The companies are squabbling over a maker of storage arrays that are well-suited to virtualized environments, which would allow them both to expand in the fast-growing market for “private cloud” infrastructure. The escalating bids point to the strategic value they place on 3PAR’s technology.
Dell offered to buy 3PAR at the start of last week for US$18 per share, or about US$1.15 billion net of 3PAR’s cash. HP made a counterbid on Monday, offering US$24.00 per share, or about US$1.6 billion.
Dell topped that offer by US$0.30 on Thursday morning, and HP wasted no time with its latest counterbid, which puts the price tag at US$1.8 billion.
The ball is now back in HP’s court.
HP earlier acknowledged it was offering a high price for 3PAR, which reported a loss of US$959,000 for its fiscal year ended March 31, on annual revenue of US$185 million. HP’s offer of US$27 per share is almost three times what 3PAR’s shares were trading at before the acquisition battle began.
But HP argued that it is “uniquely positioned” to execute on the transaction and that the deal provides value to its shareholders. “We have a strong business case and are confident this transaction makes strategic and financial sense,” HP said.
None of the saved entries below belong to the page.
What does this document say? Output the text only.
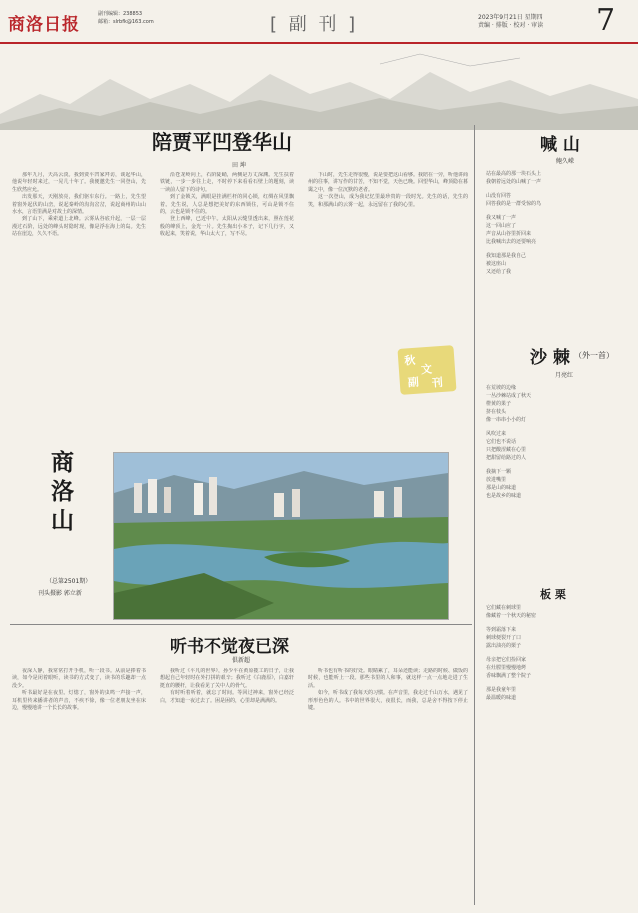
商洛日报
副刊编辑：238853
邮箱：slrbfk@163.com	[ 副 刊 ]	2023年9月21日 星期四
责编 · 排版 · 校对 · 审读 7
陪贾平凹登华山
田 坤

那年九月，天高云淡。我到贾平凹家拜访，谈起华山，他说年轻时来过，一晃几十年了。我便邀先生一同登山，先生欣然应允。

出发那天，天刚放亮，我们驱车东行。一路上，先生望着窗外起伏的山峦，说起秦岭的沟沟岔岔，说起商州的山山水水，言语里满是对故土的深情。

到了山下，乘索道上北峰。云雾从谷底升起，一层一层漫过石阶，远处的峰头时隐时现，像是浮在海上的岛。先生站在崖边，久久不语。

沿苍龙岭向上，石阶陡峭，两侧是万丈深渊。先生扶着铁链，一步一步往上走，不时停下来看看石壁上的题刻，读一读前人留下的诗句。

到了金锁关，满眼是挂满栏杆的同心锁，红绸在风里飘着。先生说，人总是想把美好的东西锁住，可山是锁不住的，云也是锁不住的。

登上西峰，已近中午。太阳从云缝里透出来，照在莲花般的峰顶上，金光一片。先生掏出小本子，记下几行字，又收起来，笑着说，华山太大了，写不尽。

下山时，先生走得很慢，说是要把这山看够。我陪在一旁，听他讲商州的往事，讲写作的甘苦，不知不觉，天色已晚。回望华山，峰顶隐在暮霭之中，像一位沉默的老者。

这一次登山，成为我记忆里最珍贵的一段时光。先生的话，先生的笑，和那满山的云雾一起，永远留在了我的心里。

秋
文
副 刊
喊 山
鲍久嵘
站在最高的那一块石头上
我朝着远处的山喊了一声
山没有回答
回答我的是一群受惊的鸟
我又喊了一声
这一回山应了
声音从山谷里折回来
比我喊出去的还要响亮
我知道那是我自己
被这座山
又还给了我
沙 棘 （外一首）
月亮红
在荒坡的边缘
一丛沙棘站成了秋天
橙黄的果子
挤在枝头
像一串串小小的灯
风吹过来
它们也不说话
只把酸涩藏在心里
把甜留给路过的人
我摘下一颗
放进嘴里
那是山的味道
也是故乡的味道
板 栗
它们藏在刺球里
像藏着一个秋天的秘密
等到霜落下来
刺球便裂开了口
露出油亮的栗子
母亲把它们捡回家
在灶膛里慢慢地烤
香味飘满了整个院子
那是我童年里
最温暖的味道
商洛山
（总第2501期）
刊头摄影 郭立新
听书不觉夜已深
俱新超

夜深人静，我常常打开手机，听一段书。从前是捧着书读，如今是闭着眼听，读书的方式变了，读书的乐趣却一点没少。

听书最好是在夜里。灯熄了，窗外的虫鸣一声接一声，耳机里传来播讲者的声音，不疾不徐，像一位老朋友坐在床边，慢慢地讲一个长长的故事。

我听过《平凡的世界》，孙少平在黄原揽工的日子，让我想起自己年轻时在外打拼的艰辛；我听过《白鹿原》，白嘉轩挺直的腰杆，让我看见了关中人的骨气。

有时听着听着，就忘了时间。等回过神来，窗外已经泛白，才知道一夜过去了。困是困的，心里却是满满的。

听书也有听书的好处。眼睛累了，耳朵还能读；走路的时候、做饭的时候，也能听上一段。那些书里的人和事，就这样一点一点地走进了生活。

如今，听书成了我每天的习惯。在声音里，我走过千山万水，遇见了形形色色的人。书中的世界很大，夜很长，而我，总是舍不得按下停止键。
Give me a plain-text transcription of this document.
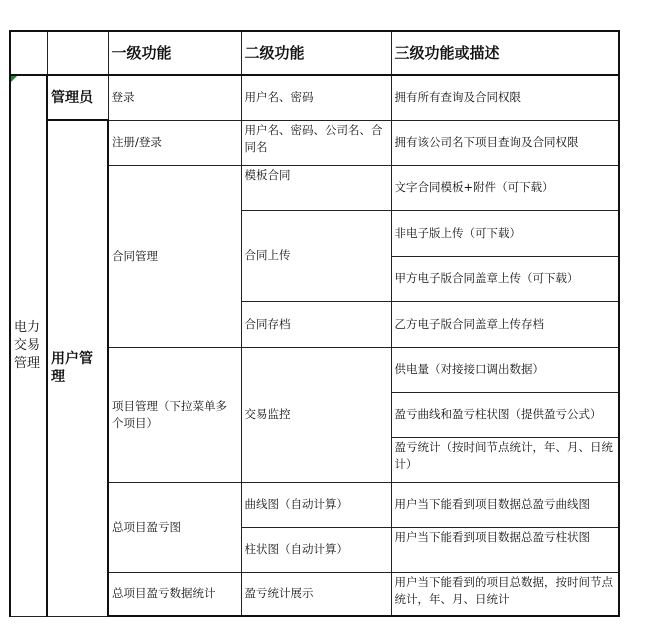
		一级功能	二级功能	三级功能或描述

电力交易管理	管理员	登录	用户名、密码	拥有所有查询及合同权限
	用户管理	注册/登录	用户名、密码、公司名、合同名	拥有该公司名下项目查询及合同权限
		合同管理	模板合同	文字合同模板+附件（可下载）
			合同上传	非电子版上传（可下载）
				甲方电子版合同盖章上传（可下载）
			合同存档	乙方电子版合同盖章上传存档
		项目管理（下拉菜单多个项目）	交易监控	供电量（对接接口调出数据）
				盈亏曲线和盈亏柱状图（提供盈亏公式）
				盈亏统计（按时间节点统计，年、月、日统计）
		总项目盈亏图	曲线图（自动计算）	用户当下能看到项目数据总盈亏曲线图
			柱状图（自动计算）	用户当下能看到项目数据总盈亏柱状图
		总项目盈亏数据统计	盈亏统计展示	用户当下能看到的项目总数据，按时间节点统计，年、月、日统计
3PAR was founded in 1999 and has about 650 employees. It says it has more than 6,000 clients including managed service providers Savvis, Verizon Business and Terremark; Internet companies MySpace.com, Tickets.com and Priceline.com; and enterprise customers such as Pier 1 Imports.
The company spent 25 per cent of its revenue on research and development last year, according to its 2009 annual report, relatively high compared to other technology firms. The figure has been declining, however, from 29 per cent in 2008 and 37 per cent the year before that.